New Normal: Gembalakanlah Domba-domba-KU!

Renungan Harian Misioner
Jumat, 29 Mei 2020
P. S. Paulus VI
Kis. 25:13-21; Mzm. 103:1-2,11-12,19-20ab; Yoh. 21:15-19

Sudah beberapa hari ini negeri kita sibuk dengan wacana new normal. Berbagai lini masa dihiasi dengan berita, opini dan diskusi tentang new normal life. Ada yang menyambutnya dengan penuh antusiasme sebagai pencerahan, tetapi ada juga yang nyinyir, acuh tak acuh, meragukan bahkan terkesan meremehkannya atau yang penting asal beda pendapat karena oposisi.

Pandemi Covid-19 tidak diketahui kapan akan berakhir. Para ahli pun sulit memprediksinya. Bisa jadi, kita akan hidup dengan pandemi ini sampai waktu yang cukup lama karena sampai saat ini belum ada tanda-tanda pasti penanggulangan atau penghentiannya. Semua pihak terkesan gamang dan bingung menghadapinya. Seolah-olah kita berjalan di dalam kegelapan. Dalam situasi seperti ini lalu muncul ingatan, “lebih baik menyalakan lilin kecil, daripada mengutuk kegelapan.” Tampaknya lilin kecil itu adalah new normal life. The new normal life adalah peristiwa iman!

Peristiwa kegelapan, kegamangan dan kebingungan inipun dialami oleh para murid sesudah Yesus tidak ada di antara mereka. Yesus, Guru dan Tuhan, yang diidam-idamkan dan diagung-agungkan para murid, yang diharapkan menjadi tumpuan hidup mereka wafat disalib dan meninggalkan mereka, lenyap dari antara mereka, naik ke surga. Situasi sungguh berubah. Situasi menjadi baru. Para murid harus berjalan dalam new normal life. Hidup baru tanpa kedekatan fisik Sang Guru dan Tuhan, yaitu Yesus Kristus. The new normal life itu ditandai dengan nyala api di atas kepala para murid, seperti digambarkan dalam peristiwa Pentekosta, hari turunnya Roh Kudus.

Ya, tinggal dua hari lagi kita merayakan Pentekosta, saat perayaan kedatangan Roh Kudus. Hari di mana kita mulai menghidupi the new normal life sebagai orang beriman baik dalam kehidupan religiositas kita sebagai orang Katolik maupun hidup sehari-hari sebagai warga masyarakat. Pertanyaan yang kemudian bisa muncul untuk permenungan kita adalah sudah cukup siapkah kita masuk ke dalam misteri Pentekosta untuk menerima Roh Kudus? Atau dengan lain kata, sudah siapkah kita menerima amanat perutusan menghidupi the new normal?

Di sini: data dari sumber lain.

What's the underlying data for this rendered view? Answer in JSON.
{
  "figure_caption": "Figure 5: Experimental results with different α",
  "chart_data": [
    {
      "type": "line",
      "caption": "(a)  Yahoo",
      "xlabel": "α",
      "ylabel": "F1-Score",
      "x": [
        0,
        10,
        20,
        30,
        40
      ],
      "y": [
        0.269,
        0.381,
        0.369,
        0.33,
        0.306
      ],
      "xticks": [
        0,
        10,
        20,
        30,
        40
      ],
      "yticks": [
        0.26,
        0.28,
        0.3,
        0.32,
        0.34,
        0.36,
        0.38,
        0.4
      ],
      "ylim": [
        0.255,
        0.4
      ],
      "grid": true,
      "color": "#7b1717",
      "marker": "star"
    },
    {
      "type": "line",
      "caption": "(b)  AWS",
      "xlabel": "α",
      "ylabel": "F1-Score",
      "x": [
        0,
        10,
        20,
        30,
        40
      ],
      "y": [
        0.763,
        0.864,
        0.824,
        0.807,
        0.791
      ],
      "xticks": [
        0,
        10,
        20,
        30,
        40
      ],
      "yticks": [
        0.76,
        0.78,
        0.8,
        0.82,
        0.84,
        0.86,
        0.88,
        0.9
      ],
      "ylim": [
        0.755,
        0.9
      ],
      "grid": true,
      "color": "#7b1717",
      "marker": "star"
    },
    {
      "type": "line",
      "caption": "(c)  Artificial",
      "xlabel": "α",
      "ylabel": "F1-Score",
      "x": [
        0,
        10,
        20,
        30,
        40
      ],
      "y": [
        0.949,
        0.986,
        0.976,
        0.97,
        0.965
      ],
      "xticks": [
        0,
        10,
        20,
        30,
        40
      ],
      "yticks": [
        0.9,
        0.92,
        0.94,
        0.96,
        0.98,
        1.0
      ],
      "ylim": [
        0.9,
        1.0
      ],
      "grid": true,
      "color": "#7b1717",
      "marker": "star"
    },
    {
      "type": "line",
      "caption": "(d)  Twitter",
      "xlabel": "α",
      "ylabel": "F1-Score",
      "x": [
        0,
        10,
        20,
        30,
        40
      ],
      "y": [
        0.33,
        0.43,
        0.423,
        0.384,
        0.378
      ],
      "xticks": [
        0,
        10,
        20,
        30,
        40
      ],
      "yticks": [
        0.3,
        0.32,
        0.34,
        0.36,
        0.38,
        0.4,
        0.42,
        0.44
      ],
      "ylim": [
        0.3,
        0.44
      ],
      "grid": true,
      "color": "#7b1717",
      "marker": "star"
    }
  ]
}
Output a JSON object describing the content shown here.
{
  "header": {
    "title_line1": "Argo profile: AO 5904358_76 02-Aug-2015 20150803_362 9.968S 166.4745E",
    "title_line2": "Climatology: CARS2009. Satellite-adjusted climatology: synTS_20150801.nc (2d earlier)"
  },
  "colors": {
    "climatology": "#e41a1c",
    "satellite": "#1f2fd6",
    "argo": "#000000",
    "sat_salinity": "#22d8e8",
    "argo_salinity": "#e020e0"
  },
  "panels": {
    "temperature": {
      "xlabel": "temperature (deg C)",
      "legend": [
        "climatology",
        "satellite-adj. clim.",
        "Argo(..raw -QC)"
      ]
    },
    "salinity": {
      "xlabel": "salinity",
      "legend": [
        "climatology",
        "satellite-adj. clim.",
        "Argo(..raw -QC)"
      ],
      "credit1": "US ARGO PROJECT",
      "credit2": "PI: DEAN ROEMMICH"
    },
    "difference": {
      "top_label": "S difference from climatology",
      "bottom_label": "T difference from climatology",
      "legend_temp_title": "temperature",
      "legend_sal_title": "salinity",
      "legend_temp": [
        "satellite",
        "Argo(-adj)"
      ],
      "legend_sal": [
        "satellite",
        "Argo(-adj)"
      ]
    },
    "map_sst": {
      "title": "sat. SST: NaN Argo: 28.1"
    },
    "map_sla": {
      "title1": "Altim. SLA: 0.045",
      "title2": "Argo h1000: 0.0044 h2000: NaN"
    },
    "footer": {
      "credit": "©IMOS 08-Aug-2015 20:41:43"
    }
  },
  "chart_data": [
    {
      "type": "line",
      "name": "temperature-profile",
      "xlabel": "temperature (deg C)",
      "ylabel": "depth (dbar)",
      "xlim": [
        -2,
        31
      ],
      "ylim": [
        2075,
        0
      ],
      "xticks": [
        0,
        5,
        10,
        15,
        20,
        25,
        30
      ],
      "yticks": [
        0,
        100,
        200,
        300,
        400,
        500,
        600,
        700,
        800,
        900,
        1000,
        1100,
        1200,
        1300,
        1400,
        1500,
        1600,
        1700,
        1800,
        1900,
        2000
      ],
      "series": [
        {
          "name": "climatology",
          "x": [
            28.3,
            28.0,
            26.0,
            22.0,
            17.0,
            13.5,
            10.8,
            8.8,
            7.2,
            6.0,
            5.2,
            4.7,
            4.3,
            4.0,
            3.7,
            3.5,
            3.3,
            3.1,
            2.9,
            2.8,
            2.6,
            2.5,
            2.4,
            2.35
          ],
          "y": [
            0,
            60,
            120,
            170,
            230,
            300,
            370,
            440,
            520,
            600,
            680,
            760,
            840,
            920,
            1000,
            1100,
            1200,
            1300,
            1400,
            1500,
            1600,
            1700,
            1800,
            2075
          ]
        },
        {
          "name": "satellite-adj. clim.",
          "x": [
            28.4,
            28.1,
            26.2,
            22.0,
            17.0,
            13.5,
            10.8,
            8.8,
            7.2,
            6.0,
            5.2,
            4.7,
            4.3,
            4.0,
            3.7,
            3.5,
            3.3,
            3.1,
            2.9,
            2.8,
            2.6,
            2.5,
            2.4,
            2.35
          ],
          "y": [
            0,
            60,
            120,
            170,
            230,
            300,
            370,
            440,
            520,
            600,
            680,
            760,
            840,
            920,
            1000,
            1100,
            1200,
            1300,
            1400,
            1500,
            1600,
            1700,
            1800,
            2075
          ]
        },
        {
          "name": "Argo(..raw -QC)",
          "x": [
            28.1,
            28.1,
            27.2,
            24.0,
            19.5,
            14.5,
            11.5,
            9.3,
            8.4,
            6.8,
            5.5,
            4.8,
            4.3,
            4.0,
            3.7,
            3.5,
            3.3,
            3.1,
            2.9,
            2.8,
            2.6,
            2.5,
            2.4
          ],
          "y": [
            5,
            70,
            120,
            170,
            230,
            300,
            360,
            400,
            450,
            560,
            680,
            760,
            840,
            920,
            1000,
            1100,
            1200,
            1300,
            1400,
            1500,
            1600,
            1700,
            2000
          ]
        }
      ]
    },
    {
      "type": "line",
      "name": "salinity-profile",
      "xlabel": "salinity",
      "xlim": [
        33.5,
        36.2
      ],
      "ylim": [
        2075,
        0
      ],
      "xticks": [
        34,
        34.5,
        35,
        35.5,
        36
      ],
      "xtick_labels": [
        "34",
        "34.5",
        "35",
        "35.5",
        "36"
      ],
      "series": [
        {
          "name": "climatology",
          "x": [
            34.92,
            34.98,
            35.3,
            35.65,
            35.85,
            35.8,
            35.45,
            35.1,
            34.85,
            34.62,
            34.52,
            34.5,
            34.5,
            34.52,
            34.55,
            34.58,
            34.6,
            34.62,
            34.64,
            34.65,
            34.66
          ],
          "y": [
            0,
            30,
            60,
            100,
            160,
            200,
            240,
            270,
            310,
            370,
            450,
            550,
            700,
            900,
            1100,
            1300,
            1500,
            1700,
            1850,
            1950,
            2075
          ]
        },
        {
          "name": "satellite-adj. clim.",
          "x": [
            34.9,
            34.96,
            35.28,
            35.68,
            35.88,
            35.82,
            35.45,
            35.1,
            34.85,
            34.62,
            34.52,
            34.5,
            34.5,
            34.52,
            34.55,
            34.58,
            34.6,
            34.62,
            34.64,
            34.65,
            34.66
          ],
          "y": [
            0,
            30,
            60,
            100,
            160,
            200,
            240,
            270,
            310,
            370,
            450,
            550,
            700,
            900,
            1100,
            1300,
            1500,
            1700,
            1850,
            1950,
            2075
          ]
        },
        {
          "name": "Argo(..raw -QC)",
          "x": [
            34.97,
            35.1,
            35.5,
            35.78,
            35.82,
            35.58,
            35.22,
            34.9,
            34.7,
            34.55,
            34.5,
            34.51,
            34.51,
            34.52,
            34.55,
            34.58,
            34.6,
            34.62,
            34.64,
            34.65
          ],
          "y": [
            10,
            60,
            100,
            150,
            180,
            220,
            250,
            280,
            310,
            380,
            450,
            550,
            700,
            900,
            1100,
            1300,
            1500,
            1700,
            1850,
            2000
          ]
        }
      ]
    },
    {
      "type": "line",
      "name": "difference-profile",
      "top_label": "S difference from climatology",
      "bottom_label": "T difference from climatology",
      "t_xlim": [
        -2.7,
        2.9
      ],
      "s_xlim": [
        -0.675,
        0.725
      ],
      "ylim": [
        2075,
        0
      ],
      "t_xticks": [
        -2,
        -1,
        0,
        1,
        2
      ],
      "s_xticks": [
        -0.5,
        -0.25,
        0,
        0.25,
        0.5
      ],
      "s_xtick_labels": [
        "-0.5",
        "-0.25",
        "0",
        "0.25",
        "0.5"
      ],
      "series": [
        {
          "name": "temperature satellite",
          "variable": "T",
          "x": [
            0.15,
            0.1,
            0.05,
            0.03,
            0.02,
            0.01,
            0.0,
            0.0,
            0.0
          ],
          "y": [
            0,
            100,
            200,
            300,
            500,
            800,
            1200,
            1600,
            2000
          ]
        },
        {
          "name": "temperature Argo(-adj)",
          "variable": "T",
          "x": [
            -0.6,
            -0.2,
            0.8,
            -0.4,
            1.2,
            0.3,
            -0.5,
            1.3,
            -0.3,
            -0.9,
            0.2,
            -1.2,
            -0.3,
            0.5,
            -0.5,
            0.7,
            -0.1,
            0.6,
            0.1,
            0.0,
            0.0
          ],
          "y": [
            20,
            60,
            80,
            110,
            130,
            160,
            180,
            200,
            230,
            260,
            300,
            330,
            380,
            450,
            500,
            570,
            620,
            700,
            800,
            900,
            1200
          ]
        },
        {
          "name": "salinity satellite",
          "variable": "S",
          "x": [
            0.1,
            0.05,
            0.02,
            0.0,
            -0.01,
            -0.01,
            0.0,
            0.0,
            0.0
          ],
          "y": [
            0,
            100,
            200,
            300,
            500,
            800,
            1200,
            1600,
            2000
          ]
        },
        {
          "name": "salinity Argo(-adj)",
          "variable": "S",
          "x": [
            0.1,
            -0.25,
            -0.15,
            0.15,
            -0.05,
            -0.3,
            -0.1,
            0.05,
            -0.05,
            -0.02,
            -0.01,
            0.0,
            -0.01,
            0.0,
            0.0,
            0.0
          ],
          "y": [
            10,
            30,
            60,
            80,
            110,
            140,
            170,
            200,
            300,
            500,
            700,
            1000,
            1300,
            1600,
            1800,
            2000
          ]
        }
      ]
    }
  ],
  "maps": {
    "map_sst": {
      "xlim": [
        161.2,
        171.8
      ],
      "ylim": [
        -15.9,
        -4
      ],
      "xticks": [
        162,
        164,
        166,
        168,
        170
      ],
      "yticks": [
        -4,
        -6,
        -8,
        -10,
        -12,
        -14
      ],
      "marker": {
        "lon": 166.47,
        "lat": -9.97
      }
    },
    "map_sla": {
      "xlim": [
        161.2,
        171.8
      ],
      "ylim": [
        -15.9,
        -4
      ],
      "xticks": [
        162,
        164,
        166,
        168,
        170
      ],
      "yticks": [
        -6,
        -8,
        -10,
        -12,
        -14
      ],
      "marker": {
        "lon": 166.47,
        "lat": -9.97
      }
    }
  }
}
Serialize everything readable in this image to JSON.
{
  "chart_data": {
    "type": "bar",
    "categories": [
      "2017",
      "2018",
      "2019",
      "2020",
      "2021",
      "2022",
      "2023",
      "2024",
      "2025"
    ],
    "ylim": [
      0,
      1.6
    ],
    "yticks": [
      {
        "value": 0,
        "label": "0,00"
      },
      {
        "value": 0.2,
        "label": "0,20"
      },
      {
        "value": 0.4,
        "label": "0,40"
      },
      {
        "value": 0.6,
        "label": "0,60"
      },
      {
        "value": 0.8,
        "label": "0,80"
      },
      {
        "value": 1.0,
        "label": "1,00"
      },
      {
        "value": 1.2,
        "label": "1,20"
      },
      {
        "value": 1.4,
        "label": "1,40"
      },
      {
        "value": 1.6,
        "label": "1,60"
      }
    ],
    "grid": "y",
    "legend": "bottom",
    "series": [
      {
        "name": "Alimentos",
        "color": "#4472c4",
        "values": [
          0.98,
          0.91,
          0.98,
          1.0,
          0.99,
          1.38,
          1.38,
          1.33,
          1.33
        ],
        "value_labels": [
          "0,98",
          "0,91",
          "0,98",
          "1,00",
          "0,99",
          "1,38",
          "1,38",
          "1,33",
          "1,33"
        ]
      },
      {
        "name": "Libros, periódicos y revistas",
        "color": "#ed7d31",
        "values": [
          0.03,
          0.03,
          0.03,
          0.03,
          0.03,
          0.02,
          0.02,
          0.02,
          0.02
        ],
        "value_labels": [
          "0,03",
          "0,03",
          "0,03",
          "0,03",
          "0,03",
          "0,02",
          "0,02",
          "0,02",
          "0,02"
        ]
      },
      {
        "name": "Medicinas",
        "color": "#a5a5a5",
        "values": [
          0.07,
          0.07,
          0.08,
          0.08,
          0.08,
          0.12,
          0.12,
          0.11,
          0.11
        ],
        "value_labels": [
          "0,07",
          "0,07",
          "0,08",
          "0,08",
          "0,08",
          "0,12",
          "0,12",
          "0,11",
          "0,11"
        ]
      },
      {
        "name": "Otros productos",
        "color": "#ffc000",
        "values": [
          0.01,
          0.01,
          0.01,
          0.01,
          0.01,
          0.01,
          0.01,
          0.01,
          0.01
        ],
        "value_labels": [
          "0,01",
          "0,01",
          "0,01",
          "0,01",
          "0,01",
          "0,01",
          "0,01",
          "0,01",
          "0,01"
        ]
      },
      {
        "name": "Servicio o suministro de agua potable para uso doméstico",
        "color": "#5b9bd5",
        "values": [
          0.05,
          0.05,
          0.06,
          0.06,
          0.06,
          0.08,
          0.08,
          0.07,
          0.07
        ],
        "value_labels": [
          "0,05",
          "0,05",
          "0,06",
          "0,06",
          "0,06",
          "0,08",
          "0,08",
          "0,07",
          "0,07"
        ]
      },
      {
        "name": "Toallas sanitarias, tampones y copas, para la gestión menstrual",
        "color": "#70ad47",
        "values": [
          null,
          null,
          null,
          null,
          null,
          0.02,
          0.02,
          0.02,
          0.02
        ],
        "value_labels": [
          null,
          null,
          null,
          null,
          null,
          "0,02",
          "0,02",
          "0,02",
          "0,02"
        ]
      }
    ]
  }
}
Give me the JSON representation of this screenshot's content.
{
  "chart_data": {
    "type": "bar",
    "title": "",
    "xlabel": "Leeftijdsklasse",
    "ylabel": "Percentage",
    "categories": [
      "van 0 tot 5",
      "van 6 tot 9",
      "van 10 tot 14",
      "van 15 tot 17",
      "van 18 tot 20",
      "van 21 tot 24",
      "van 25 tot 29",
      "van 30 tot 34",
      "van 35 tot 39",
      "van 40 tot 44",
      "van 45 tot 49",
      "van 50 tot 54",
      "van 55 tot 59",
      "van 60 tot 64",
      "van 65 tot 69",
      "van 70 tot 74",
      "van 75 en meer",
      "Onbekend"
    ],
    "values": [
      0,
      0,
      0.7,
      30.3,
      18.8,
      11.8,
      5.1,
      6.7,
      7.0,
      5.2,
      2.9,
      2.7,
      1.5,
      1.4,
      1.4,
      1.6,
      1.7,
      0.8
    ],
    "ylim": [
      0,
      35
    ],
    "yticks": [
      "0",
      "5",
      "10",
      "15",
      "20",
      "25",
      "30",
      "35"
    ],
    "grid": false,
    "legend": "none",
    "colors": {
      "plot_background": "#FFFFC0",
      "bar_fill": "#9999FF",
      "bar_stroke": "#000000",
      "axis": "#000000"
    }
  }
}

Kiranya inspirasi sabda hari ini bisa membantu kita untuk memantapkan diri dan hati untuk mencecap misteri Pentekosta – the new normal life itu.

Pertanyaan Tuhan Yesus kepada Petrus serasa tertuju kepada kita juga, “Apakah engkau mengasihi Aku lebih daripada mereka ini?” (Yoh. 21:15.16.17).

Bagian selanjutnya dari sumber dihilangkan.